Cayenne Pepper - the Hot Spice in the Kitchen

Cayenne Pepper

Cayenne pepper is a dried, red pepper with a particularly spicy taste. The color of the actual peppers that it's derived from is green, yellow to dark red.

The aroma and taste of Cayenne pepper are measured on a scale of 1 to 120. The plant prefers soil that is warm, moist and rich in mineral salts. It grows up to 3.5 ft (1 m) tall and blooms during spring and summer. When processing, the seeds of the peppers are cleaned well, after which the hands need to be washed. It is important to avoid eye contact.

Cayenne pepper is used in cuisine and folk medicine. Taking it has been proven to stimulate the immune system due to the high content of vitamin A in its composition. Just 2 tsp of cayenne pepper provide the body with 47% of its daily value of vitamin A.

This hot pepper finds frequent use in the seasoning of dishes. The fruits of the plant are usable. As a spice, it is used raw, as well as heat treated, dried or ground.

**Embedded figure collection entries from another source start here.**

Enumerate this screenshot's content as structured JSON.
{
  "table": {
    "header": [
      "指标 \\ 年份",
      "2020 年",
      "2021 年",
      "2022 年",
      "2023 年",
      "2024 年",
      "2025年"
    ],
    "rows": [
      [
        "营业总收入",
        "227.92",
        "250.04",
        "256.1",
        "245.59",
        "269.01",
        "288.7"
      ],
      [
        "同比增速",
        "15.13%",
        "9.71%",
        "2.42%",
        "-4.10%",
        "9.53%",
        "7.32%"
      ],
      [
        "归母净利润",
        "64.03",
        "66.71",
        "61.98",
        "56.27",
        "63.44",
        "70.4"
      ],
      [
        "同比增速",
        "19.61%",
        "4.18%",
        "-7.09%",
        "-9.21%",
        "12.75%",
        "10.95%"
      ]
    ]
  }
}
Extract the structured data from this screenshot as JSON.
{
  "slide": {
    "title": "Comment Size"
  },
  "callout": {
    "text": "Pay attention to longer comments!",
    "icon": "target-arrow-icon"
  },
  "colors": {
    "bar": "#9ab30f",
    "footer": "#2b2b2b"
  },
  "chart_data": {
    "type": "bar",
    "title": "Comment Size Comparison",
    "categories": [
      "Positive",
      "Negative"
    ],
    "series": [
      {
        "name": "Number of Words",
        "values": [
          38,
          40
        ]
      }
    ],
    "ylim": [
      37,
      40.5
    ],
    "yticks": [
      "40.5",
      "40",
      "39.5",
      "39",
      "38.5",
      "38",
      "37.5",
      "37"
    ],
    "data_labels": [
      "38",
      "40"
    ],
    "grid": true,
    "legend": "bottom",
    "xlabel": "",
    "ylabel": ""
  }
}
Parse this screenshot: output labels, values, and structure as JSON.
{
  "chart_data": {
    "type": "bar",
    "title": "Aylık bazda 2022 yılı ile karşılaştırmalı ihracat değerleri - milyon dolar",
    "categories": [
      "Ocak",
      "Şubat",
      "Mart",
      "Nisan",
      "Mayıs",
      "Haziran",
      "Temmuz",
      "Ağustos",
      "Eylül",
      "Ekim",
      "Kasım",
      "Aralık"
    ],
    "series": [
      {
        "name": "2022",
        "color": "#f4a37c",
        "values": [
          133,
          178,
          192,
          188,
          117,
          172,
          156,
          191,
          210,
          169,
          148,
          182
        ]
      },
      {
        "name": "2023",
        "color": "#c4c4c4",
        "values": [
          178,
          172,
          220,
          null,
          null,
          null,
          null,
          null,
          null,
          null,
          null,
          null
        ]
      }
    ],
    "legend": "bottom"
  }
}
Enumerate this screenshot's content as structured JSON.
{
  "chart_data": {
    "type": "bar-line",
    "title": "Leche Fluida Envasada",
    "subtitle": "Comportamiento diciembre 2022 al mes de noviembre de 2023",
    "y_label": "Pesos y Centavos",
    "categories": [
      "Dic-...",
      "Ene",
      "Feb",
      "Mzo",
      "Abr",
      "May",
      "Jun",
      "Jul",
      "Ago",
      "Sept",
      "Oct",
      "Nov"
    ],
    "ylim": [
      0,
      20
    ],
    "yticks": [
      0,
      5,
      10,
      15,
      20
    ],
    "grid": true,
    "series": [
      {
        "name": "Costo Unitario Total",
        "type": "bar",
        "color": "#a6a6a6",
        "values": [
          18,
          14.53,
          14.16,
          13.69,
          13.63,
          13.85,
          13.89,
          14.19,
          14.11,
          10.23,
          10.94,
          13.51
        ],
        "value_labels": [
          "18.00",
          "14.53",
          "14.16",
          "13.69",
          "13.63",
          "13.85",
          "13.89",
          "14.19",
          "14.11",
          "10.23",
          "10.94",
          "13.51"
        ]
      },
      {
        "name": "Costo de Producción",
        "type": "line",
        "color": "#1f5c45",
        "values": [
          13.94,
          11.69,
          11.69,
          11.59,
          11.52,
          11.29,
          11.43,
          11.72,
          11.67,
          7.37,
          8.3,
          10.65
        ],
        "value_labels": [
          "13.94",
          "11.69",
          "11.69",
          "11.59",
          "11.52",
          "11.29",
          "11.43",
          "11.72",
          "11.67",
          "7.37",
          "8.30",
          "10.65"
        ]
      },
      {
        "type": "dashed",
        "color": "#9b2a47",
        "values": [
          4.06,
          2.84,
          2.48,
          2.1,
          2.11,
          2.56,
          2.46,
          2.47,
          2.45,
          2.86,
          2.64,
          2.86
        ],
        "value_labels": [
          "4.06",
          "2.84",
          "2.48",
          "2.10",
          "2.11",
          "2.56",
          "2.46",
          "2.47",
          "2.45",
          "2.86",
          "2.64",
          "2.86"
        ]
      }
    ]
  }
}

Dried cayenne pepper is usually ground to powder and added to dishes, juices, tea or milk. It is excellent for seasoning meats, fish, Tabasco sauces and chili, bean dishes.

Spicy Pepper

Another curious use of cayenne pepper is in the confectionery industry. It is a preferred addition to certain types of cakes, creams and chocolate treats.

Cayenne pepper also complements well with other spices, including savory, black and mixed pepper, cumin, coriander, turmeric, ginger, dried tomatoes, celery and others.

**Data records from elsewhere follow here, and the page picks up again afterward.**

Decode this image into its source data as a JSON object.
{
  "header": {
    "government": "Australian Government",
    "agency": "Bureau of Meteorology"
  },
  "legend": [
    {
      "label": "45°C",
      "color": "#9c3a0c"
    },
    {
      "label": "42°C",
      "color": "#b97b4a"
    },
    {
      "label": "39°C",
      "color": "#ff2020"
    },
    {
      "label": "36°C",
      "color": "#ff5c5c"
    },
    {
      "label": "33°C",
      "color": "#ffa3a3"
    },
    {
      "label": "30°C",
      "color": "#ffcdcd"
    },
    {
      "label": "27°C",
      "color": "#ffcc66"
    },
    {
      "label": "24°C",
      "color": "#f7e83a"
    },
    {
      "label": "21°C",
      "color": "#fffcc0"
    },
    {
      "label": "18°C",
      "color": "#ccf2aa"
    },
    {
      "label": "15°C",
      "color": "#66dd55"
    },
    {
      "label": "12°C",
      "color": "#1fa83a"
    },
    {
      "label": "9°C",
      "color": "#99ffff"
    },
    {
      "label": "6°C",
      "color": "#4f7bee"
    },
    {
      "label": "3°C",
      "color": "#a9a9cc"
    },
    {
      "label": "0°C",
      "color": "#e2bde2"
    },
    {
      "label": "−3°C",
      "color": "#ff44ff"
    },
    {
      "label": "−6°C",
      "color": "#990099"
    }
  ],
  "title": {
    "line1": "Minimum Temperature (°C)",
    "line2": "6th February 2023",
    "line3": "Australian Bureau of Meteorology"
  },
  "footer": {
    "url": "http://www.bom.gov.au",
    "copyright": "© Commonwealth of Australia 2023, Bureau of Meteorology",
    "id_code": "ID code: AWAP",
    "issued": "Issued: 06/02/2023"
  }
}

Its specific culinary benefits make it a great spice for the cocktail Bloody Mary, as well as in the production of mulled wine.

Consumption of cayenne pepper needs to be minimal because of its spiciness. It is a tool in the battle against diseases such as ulcers, toothaches, seasickness, alcoholism, malaria, fever, difficulty swallowing and others.

Consuming it stimulates thermogenesis, which helps increase calorie burning.